Je répondis par l’affirmative. Son remède était efficace et je sentais déjà moins la douleur. Mais je me demandais comment elle avait fait pour soigner aussi facilement ma blessure à la côte. Elle était impressionnante.
Je me suis relevé difficilement malgré la réticence de la fille et j’ai tâté le piano. Il donnait l’impression de ne pas avoir été utilisé pendant des années, et pourtant aucune trace de poussière le recouvrait.
J’ai enfin pu en jouer. Ça faisait un an que je n’en avais pas fait. J’ai d’ailleurs mis quelques instants avant de pouvoir m’y réhabituer.
La musique… c’est vrai que j’en ai pas l’air, mais j’en suis fan.
Après avoir improvisé un petit morceau, j’ai laissé la place à Rebecca. Elle était assez hésitante mais quand je lui ai demandé pourquoi, elle a assuré qu’elle jouerait quelque chose.

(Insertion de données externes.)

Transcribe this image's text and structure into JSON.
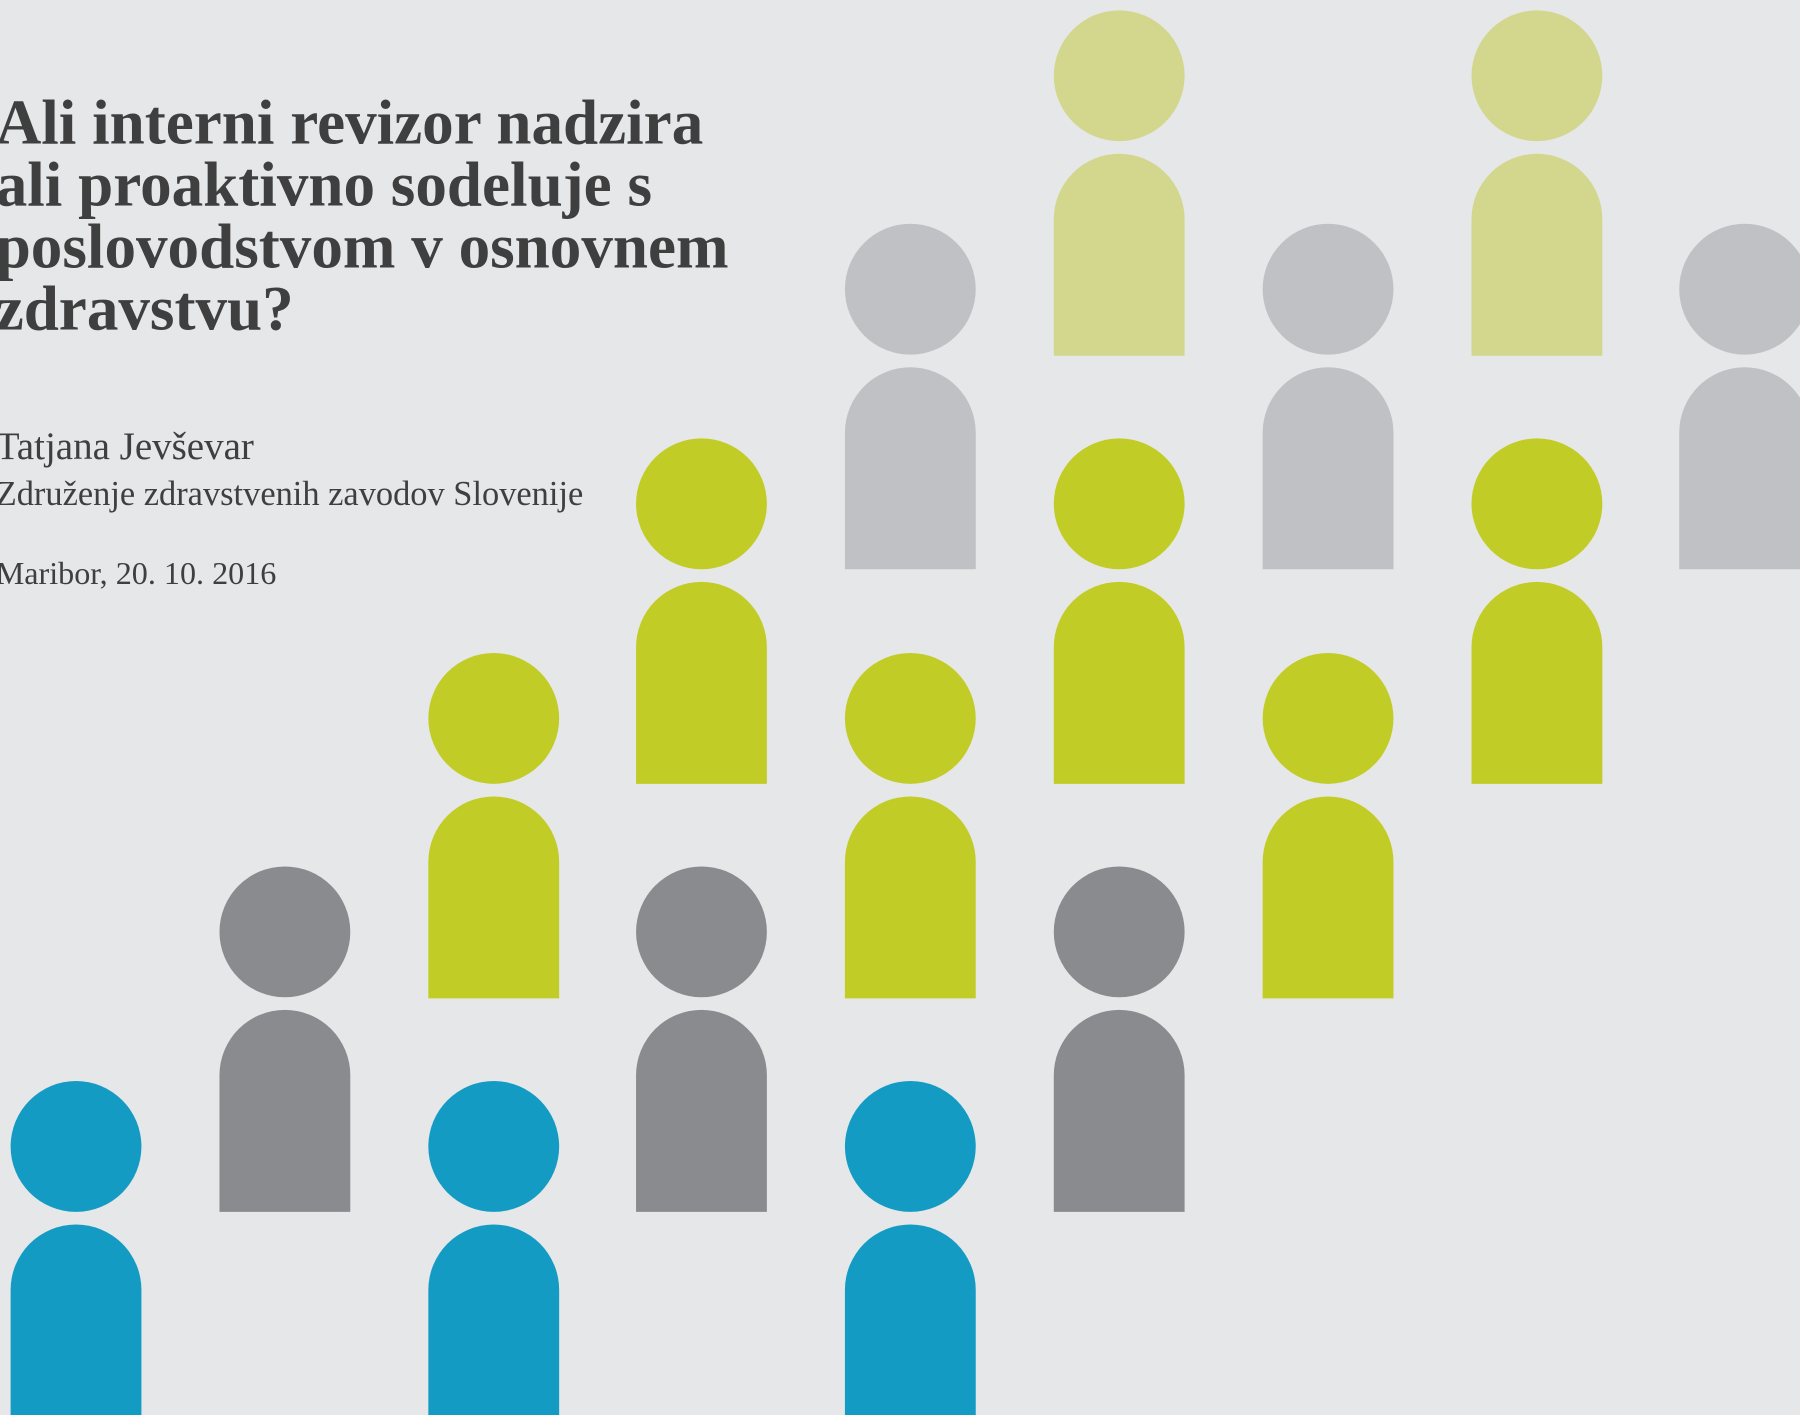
{
  "slide": {
    "title_lines": [
      "Ali interni revizor nadzira",
      "ali proaktivno sodeluje s",
      "poslovodstvom v osnovnem",
      "zdravstvu?"
    ],
    "author": "Tatjana Jevševar",
    "organization": "Združenje zdravstvenih zavodov Slovenije",
    "place_date": "Maribor, 20. 10. 2016"
  }
}
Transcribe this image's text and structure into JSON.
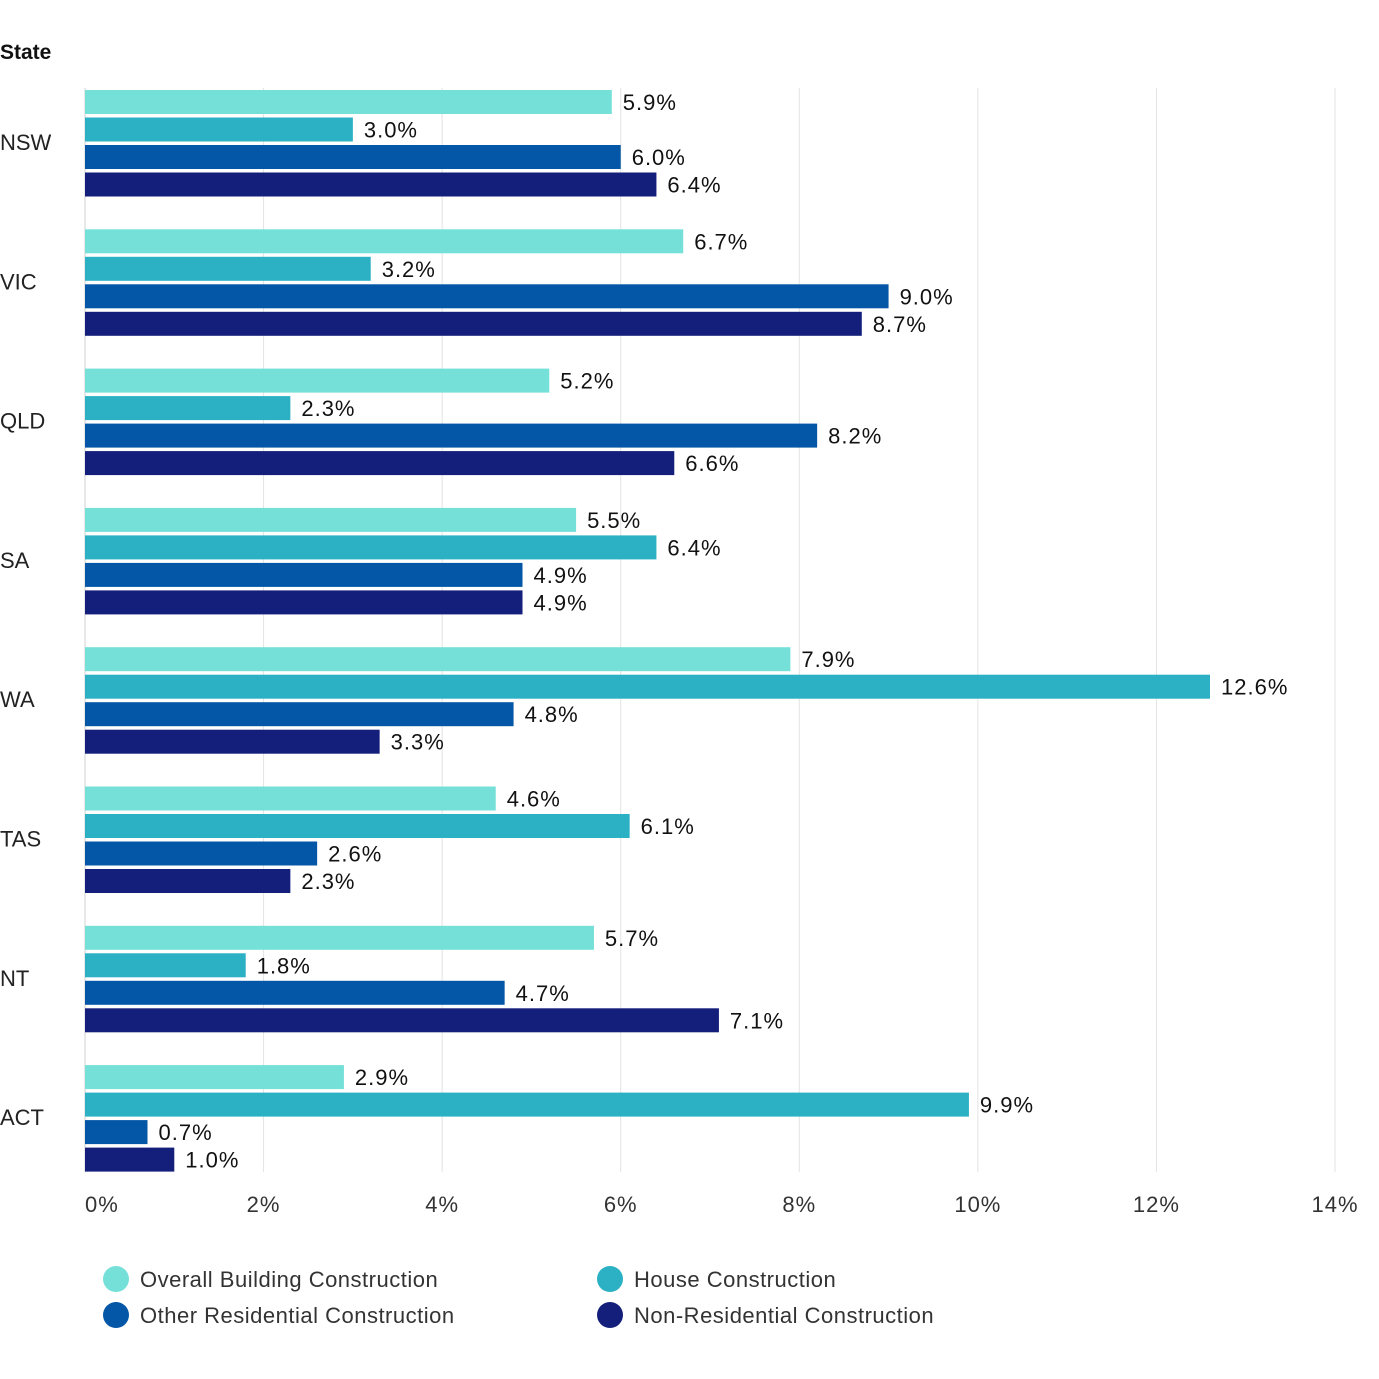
{
  "chart_data": {
    "type": "bar",
    "orientation": "horizontal",
    "ylabel": "State",
    "categories": [
      "NSW",
      "VIC",
      "QLD",
      "SA",
      "WA",
      "TAS",
      "NT",
      "ACT"
    ],
    "xlim": [
      0,
      14
    ],
    "xticks": [
      0,
      2,
      4,
      6,
      8,
      10,
      12,
      14
    ],
    "xtick_labels": [
      "0%",
      "2%",
      "4%",
      "6%",
      "8%",
      "10%",
      "12%",
      "14%"
    ],
    "grid": true,
    "legend_position": "bottom",
    "series": [
      {
        "name": "Overall Building Construction",
        "color": "#74e0d8",
        "values": [
          5.9,
          6.7,
          5.2,
          5.5,
          7.9,
          4.6,
          5.7,
          2.9
        ],
        "labels": [
          "5.9%",
          "6.7%",
          "5.2%",
          "5.5%",
          "7.9%",
          "4.6%",
          "5.7%",
          "2.9%"
        ]
      },
      {
        "name": "House Construction",
        "color": "#2bb0c4",
        "values": [
          3.0,
          3.2,
          2.3,
          6.4,
          12.6,
          6.1,
          1.8,
          9.9
        ],
        "labels": [
          "3.0%",
          "3.2%",
          "2.3%",
          "6.4%",
          "12.6%",
          "6.1%",
          "1.8%",
          "9.9%"
        ]
      },
      {
        "name": "Other Residential Construction",
        "color": "#0456a6",
        "values": [
          6.0,
          9.0,
          8.2,
          4.9,
          4.8,
          2.6,
          4.7,
          0.7
        ],
        "labels": [
          "6.0%",
          "9.0%",
          "8.2%",
          "4.9%",
          "4.8%",
          "2.6%",
          "4.7%",
          "0.7%"
        ]
      },
      {
        "name": "Non-Residential Construction",
        "color": "#131f7a",
        "values": [
          6.4,
          8.7,
          6.6,
          4.9,
          3.3,
          2.3,
          7.1,
          1.0
        ],
        "labels": [
          "6.4%",
          "8.7%",
          "6.6%",
          "4.9%",
          "3.3%",
          "2.3%",
          "7.1%",
          "1.0%"
        ]
      }
    ]
  }
}
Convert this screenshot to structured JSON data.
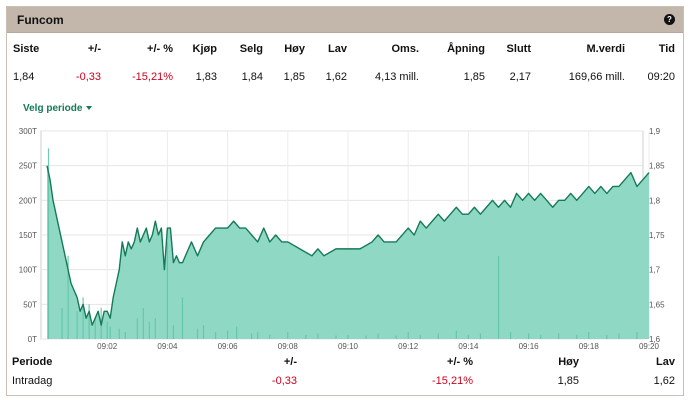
{
  "header": {
    "title": "Funcom",
    "help_icon": "help-circle-icon"
  },
  "quote": {
    "columns": [
      "Siste",
      "+/-",
      "+/- %",
      "Kjøp",
      "Selg",
      "Høy",
      "Lav",
      "Oms.",
      "Åpning",
      "Slutt",
      "M.verdi",
      "Tid"
    ],
    "values": [
      "1,84",
      "-0,33",
      "-15,21%",
      "1,83",
      "1,84",
      "1,85",
      "1,62",
      "4,13 mill.",
      "1,85",
      "2,17",
      "169,66 mill.",
      "09:20"
    ]
  },
  "period_select": {
    "label": "Velg periode",
    "icon": "caret-down-icon"
  },
  "colors": {
    "accent": "#157a58",
    "area_fill": "#8fd9c4",
    "negative": "#d0021b",
    "header_bg": "#c3b6ab"
  },
  "chart_data": {
    "type": "area",
    "x_ticks": [
      "09:02",
      "09:04",
      "09:06",
      "09:08",
      "09:10",
      "09:12",
      "09:14",
      "09:16",
      "09:18",
      "09:20"
    ],
    "y_left_ticks": [
      "0T",
      "50T",
      "100T",
      "150T",
      "200T",
      "250T",
      "300T"
    ],
    "y_right_ticks": [
      "1,6",
      "1,65",
      "1,7",
      "1,75",
      "1,8",
      "1,85",
      "1,9"
    ],
    "y_left_range": [
      0,
      300000
    ],
    "y_right_range": [
      1.6,
      1.9
    ],
    "grid": true,
    "price_series": {
      "x_minutes": [
        0,
        0.1,
        0.2,
        0.4,
        0.6,
        0.8,
        1.0,
        1.1,
        1.2,
        1.3,
        1.4,
        1.5,
        1.6,
        1.7,
        1.8,
        1.9,
        2.0,
        2.1,
        2.2,
        2.3,
        2.4,
        2.5,
        2.6,
        2.7,
        2.8,
        2.9,
        3.0,
        3.1,
        3.2,
        3.3,
        3.4,
        3.5,
        3.6,
        3.7,
        3.8,
        3.9,
        4.0,
        4.1,
        4.2,
        4.3,
        4.4,
        4.5,
        4.8,
        5.0,
        5.2,
        5.4,
        5.6,
        5.8,
        6.0,
        6.2,
        6.4,
        6.6,
        6.8,
        7.0,
        7.2,
        7.4,
        7.6,
        7.8,
        8.0,
        8.4,
        8.8,
        9.0,
        9.2,
        9.6,
        10.0,
        10.4,
        10.8,
        11.0,
        11.2,
        11.6,
        12.0,
        12.2,
        12.4,
        12.6,
        12.8,
        13.0,
        13.2,
        13.4,
        13.6,
        13.8,
        14.0,
        14.2,
        14.4,
        14.6,
        14.8,
        15.0,
        15.2,
        15.4,
        15.6,
        15.8,
        16.0,
        16.2,
        16.4,
        16.6,
        16.8,
        17.0,
        17.2,
        17.4,
        17.6,
        17.8,
        18.0,
        18.2,
        18.4,
        18.6,
        18.8,
        19.0,
        19.2,
        19.4,
        19.6,
        19.8,
        20.0
      ],
      "values": [
        1.85,
        1.83,
        1.8,
        1.76,
        1.72,
        1.68,
        1.66,
        1.64,
        1.65,
        1.63,
        1.64,
        1.62,
        1.63,
        1.64,
        1.62,
        1.64,
        1.64,
        1.63,
        1.66,
        1.68,
        1.7,
        1.74,
        1.72,
        1.74,
        1.73,
        1.74,
        1.76,
        1.74,
        1.75,
        1.76,
        1.74,
        1.75,
        1.77,
        1.75,
        1.76,
        1.7,
        1.76,
        1.76,
        1.71,
        1.72,
        1.71,
        1.71,
        1.74,
        1.72,
        1.74,
        1.75,
        1.76,
        1.76,
        1.76,
        1.77,
        1.76,
        1.76,
        1.75,
        1.74,
        1.76,
        1.74,
        1.75,
        1.74,
        1.74,
        1.73,
        1.72,
        1.73,
        1.72,
        1.73,
        1.73,
        1.73,
        1.74,
        1.75,
        1.74,
        1.74,
        1.76,
        1.75,
        1.77,
        1.76,
        1.77,
        1.78,
        1.77,
        1.78,
        1.79,
        1.78,
        1.78,
        1.79,
        1.78,
        1.79,
        1.8,
        1.79,
        1.8,
        1.79,
        1.81,
        1.8,
        1.81,
        1.8,
        1.81,
        1.8,
        1.79,
        1.8,
        1.8,
        1.81,
        1.8,
        1.81,
        1.82,
        1.81,
        1.82,
        1.81,
        1.82,
        1.82,
        1.83,
        1.84,
        1.82,
        1.83,
        1.84
      ]
    },
    "volume_series": {
      "x_minutes": [
        0.05,
        0.5,
        0.7,
        1.0,
        1.2,
        1.4,
        1.6,
        1.8,
        2.0,
        2.1,
        2.4,
        2.6,
        3.0,
        3.2,
        3.4,
        3.6,
        4.0,
        4.2,
        4.5,
        5.0,
        5.2,
        5.6,
        6.0,
        6.3,
        6.8,
        7.0,
        7.4,
        8.0,
        8.6,
        9.0,
        9.6,
        10.0,
        10.6,
        11.0,
        11.6,
        12.0,
        12.4,
        13.0,
        13.6,
        14.0,
        14.4,
        15.0,
        15.4,
        16.0,
        16.4,
        17.0,
        17.6,
        18.0,
        18.6,
        19.0,
        19.6
      ],
      "values": [
        275000,
        45000,
        120000,
        40000,
        60000,
        50000,
        30000,
        45000,
        25000,
        18000,
        15000,
        10000,
        30000,
        45000,
        25000,
        30000,
        140000,
        20000,
        60000,
        15000,
        20000,
        10000,
        12000,
        18000,
        8000,
        10000,
        6000,
        10000,
        6000,
        8000,
        5000,
        6000,
        5000,
        8000,
        5000,
        10000,
        6000,
        8000,
        12000,
        6000,
        8000,
        120000,
        10000,
        8000,
        6000,
        8000,
        6000,
        10000,
        6000,
        8000,
        10000
      ]
    }
  },
  "summary": {
    "columns": [
      "Periode",
      "+/-",
      "+/- %",
      "Høy",
      "Lav"
    ],
    "values": [
      "Intradag",
      "-0,33",
      "-15,21%",
      "1,85",
      "1,62"
    ]
  }
}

Je lui ai un peu forcé la main. J’ai regardé sur sa montre : 00h06. Après tout, on avait tout notre temps, finalement.
Prenant un air assez fier, elle a commencé par un majestueux accord. C’était vraiment pas mal.
Enfin, c’était ce que j’aurais dit si elle n’avait pas continué. Une avalanche de fausses notes. Le piano lui-même semblait en souffrir.
Finalement, après un dernier accord, raté celui-ci, elle s’est retourné vers moi, un sourire penaud aux lèvres. J’ai compris pourquoi elle avait hésité tout à l’heure.
Finalement, Rebecca m’a laissé la place et je me suis rassis sur le siège. Avec une voix de professeur, j’ai pris la parole.
- Ecoutez, Rebecca… votre première leçon de piano avec moi. Commençons par les bases. Cette touche-là, c’est un do…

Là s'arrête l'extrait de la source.